Im Rahmen des Vorhabens wurde der Ist-Zustand der demontierbaren Holzelemente des Pilotobjektes des barocken Reyer-Epitaphs aus der St. Laurentius-Kirche zu Tönning (Schleswig-Holstein) analysiert. Sowohl die Originalfassung von 1704 als auch die Bearbeitung von 1903 zeigen eine Vergoldung sowie Farbpartien in öligen Bindemittelsystemen auf einem leimgebundenen Kreidegrund. Die Barockfassung ist stark und die Überfassung partiell durch das Carbolineum beeinträchtigt, welches im Jahr 1903 zum Schutz gegen Schädlings-befall eingebracht wurde. Ein Röntgen-CT sowie lichtmikroskopische Untersuchungen haben ergeben, dass das ursprüngliche Holz stark durch Insektenfraß geschädigt ist: Etwa 70–80 % des Holzvolumens sind betroffen.
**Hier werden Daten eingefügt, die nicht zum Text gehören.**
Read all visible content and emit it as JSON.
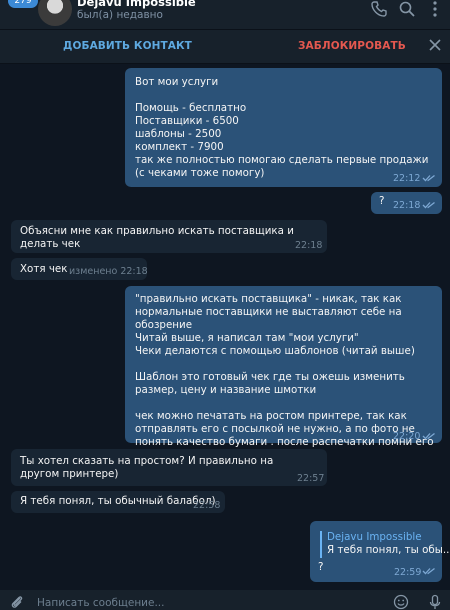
{
  "header": {
    "back_badge": "279",
    "chat_title": "Dejavu Impossible",
    "chat_status": "был(а) недавно"
  },
  "actionbar": {
    "add_contact": "ДОБАВИТЬ КОНТАКТ",
    "block": "ЗАБЛОКИРОВАТЬ"
  },
  "messages": [
    {
      "dir": "out",
      "text": "Вот мои услуги\n\nПомощь - бесплатно\nПоставщики - 6500\nшаблоны - 2500\nкомплект - 7900\nтак же полностью помогаю сделать первые продажи (с чеками тоже помогу)",
      "time": "22:12"
    },
    {
      "dir": "out",
      "text": "?",
      "time": "22:18"
    },
    {
      "dir": "in",
      "text": "Объясни мне как правильно искать поставщика и делать чек",
      "time": "22:18"
    },
    {
      "dir": "in",
      "text": "Хотя чек",
      "time": "изменено 22:18"
    },
    {
      "dir": "out",
      "text": "\"правильно искать поставщика\" - никак, так как нормальные поставщики не выставляют себе на обозрение\nЧитай выше, я написал там \"мои услуги\"\nЧеки делаются с помощью шаблонов (читай выше)\n\nШаблон это готовый чек где ты ожешь изменить размер, цену и название шмотки\n\nчек можно печатать на ростом принтере, так как отправлять его с посылкой не нужно, а по фото не понять качество бумаги . после распечатки помни его и всё, чек готов",
      "time": "22:20"
    },
    {
      "dir": "in",
      "text": "Ты хотел сказать на простом? И правильно на другом принтере)",
      "time": "22:57"
    },
    {
      "dir": "in",
      "text": "Я тебя понял, ты обычный балабол)",
      "time": "22:58"
    },
    {
      "dir": "out",
      "reply_name": "Dejavu Impossible",
      "reply_text": "Я тебя понял, ты обы...",
      "text": "?",
      "time": "22:59"
    }
  ],
  "composer": {
    "placeholder": "Написать сообщение..."
  },
  "colors": {
    "background": "#0e1621",
    "panel": "#17212b",
    "incoming": "#182533",
    "outgoing": "#2b5278",
    "accent": "#5ea9e0",
    "danger": "#e4584f"
  },
  "icons": [
    "phone-icon",
    "search-icon",
    "more-icon",
    "close-icon",
    "attach-icon",
    "emoji-icon",
    "mic-icon",
    "double-check-icon"
  ]
}
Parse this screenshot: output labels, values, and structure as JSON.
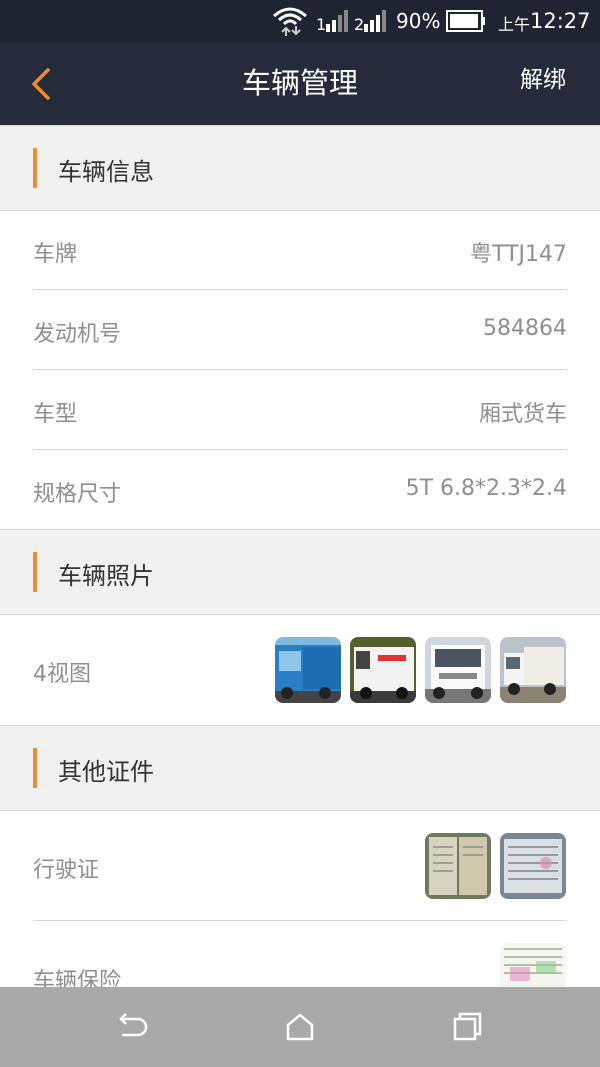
{
  "status_bar": {
    "sim1": "1",
    "sim2": "2",
    "battery": "90%",
    "time_prefix": "上午",
    "time": "12:27"
  },
  "header": {
    "title": "车辆管理",
    "action": "解绑"
  },
  "vehicle_info": {
    "section_title": "车辆信息",
    "rows": [
      {
        "label": "车牌",
        "value": "粤TTJ147"
      },
      {
        "label": "发动机号",
        "value": "584864"
      },
      {
        "label": "车型",
        "value": "厢式货车"
      },
      {
        "label": "规格尺寸",
        "value": "5T 6.8*2.3*2.4"
      }
    ]
  },
  "photos": {
    "section_title": "车辆照片",
    "label": "4视图"
  },
  "certs": {
    "section_title": "其他证件",
    "rows": [
      {
        "label": "行驶证"
      },
      {
        "label": "车辆保险"
      }
    ]
  },
  "colors": {
    "header_bg": "#252b3a",
    "accent": "#f08c2d",
    "nav_bg": "#a9a9a9"
  }
}
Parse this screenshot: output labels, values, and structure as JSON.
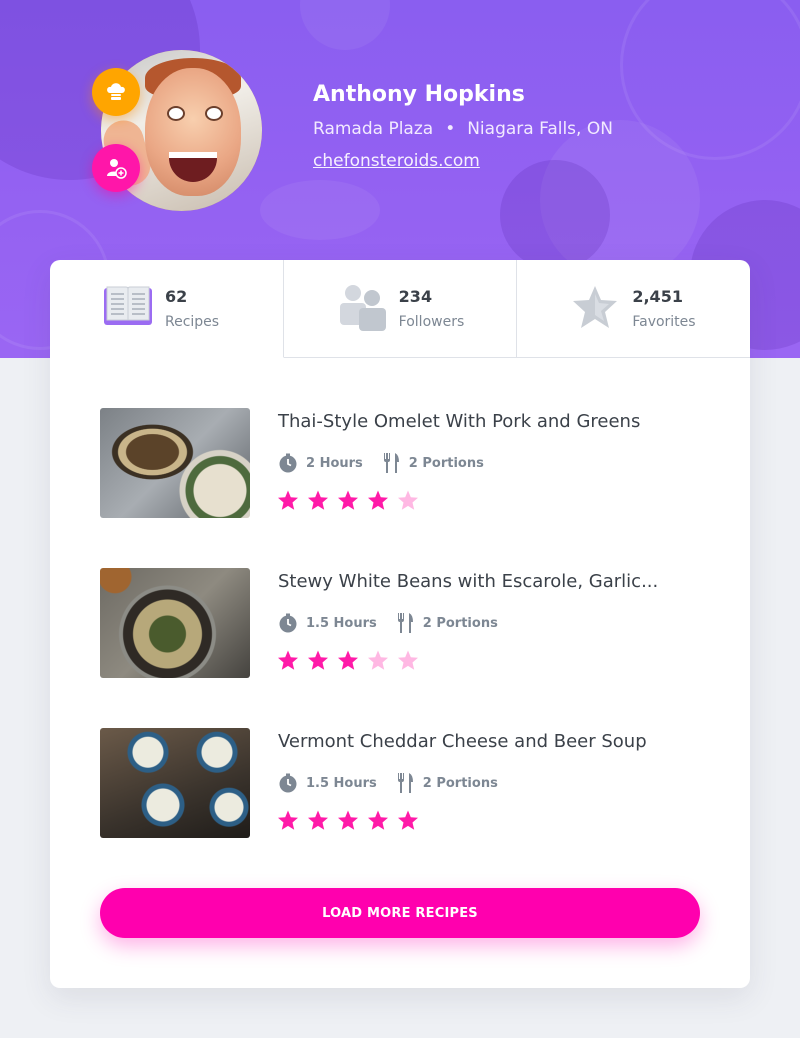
{
  "profile": {
    "name": "Anthony Hopkins",
    "location": "Ramada Plaza",
    "city": "Niagara Falls, ON",
    "separator": "•",
    "website": "chefonsteroids.com"
  },
  "stats": [
    {
      "value": "62",
      "label": "Recipes",
      "icon": "book-icon"
    },
    {
      "value": "234",
      "label": "Followers",
      "icon": "followers-icon"
    },
    {
      "value": "2,451",
      "label": "Favorites",
      "icon": "star-icon"
    }
  ],
  "recipes": [
    {
      "title": "Thai-Style Omelet With Pork and Greens",
      "time": "2 Hours",
      "portions": "2 Portions",
      "rating": 4
    },
    {
      "title": "Stewy White Beans with Escarole, Garlic...",
      "time": "1.5 Hours",
      "portions": "2 Portions",
      "rating": 3
    },
    {
      "title": "Vermont Cheddar Cheese and Beer Soup",
      "time": "1.5 Hours",
      "portions": "2 Portions",
      "rating": 5
    }
  ],
  "load_more_label": "LOAD MORE RECIPES",
  "colors": {
    "accent": "#ff00ae",
    "hero": "#9361f2",
    "chef_badge": "#ffa500",
    "star_on": "#ff1aa8",
    "star_off": "#ffb8e3"
  }
}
Der mit der Soxhlet-Extraktion ermittelte Carbolineumgehalt im Originalholz betrug 38–46 %.
An Originalfragmenten konnte durch Tests gezeigt werden, dass eine Reduzierung der Carbolineumbelastung durch Lösungsmittelextraktionen möglich ist. Am besten geeignet bezüglich des Dekontaminierungsgrads sind die kurzzeitige Extraktion mit 1,3-Dioxolan und die Dampfphasen-Extraktion mit Dichlormethan in der Knochenentfettungsanlage am Zoologischen Institut der Universität Hamburg. An einem Engelkopf des Pilot-objekts wurde das letztgenannte Verfahren angewendet: Die 37-tägige Dampfphasen-Extraktion mit Dichlormethan reicherte das im Holz enthaltene Carbolineum um bis zu 94 % ab, ohne den Holzkern zu schädigen, jedoch unter Verlust der ölgebundenen Fassung. Die weitere Optimierung des Extraktionsmittels ergab, dass die Fassung bei einer Extraktion mit einer 5%igen 1,3-
Dioxolanlösung in Siedegrenzbenzin nicht beschädigt wird und das Carbolineum nach 24 Stunden um 66 % abgereichert wird. Eine höher konzentrierte Dioxonalösung (10 %) führte zu einer Schädigung der Fassung.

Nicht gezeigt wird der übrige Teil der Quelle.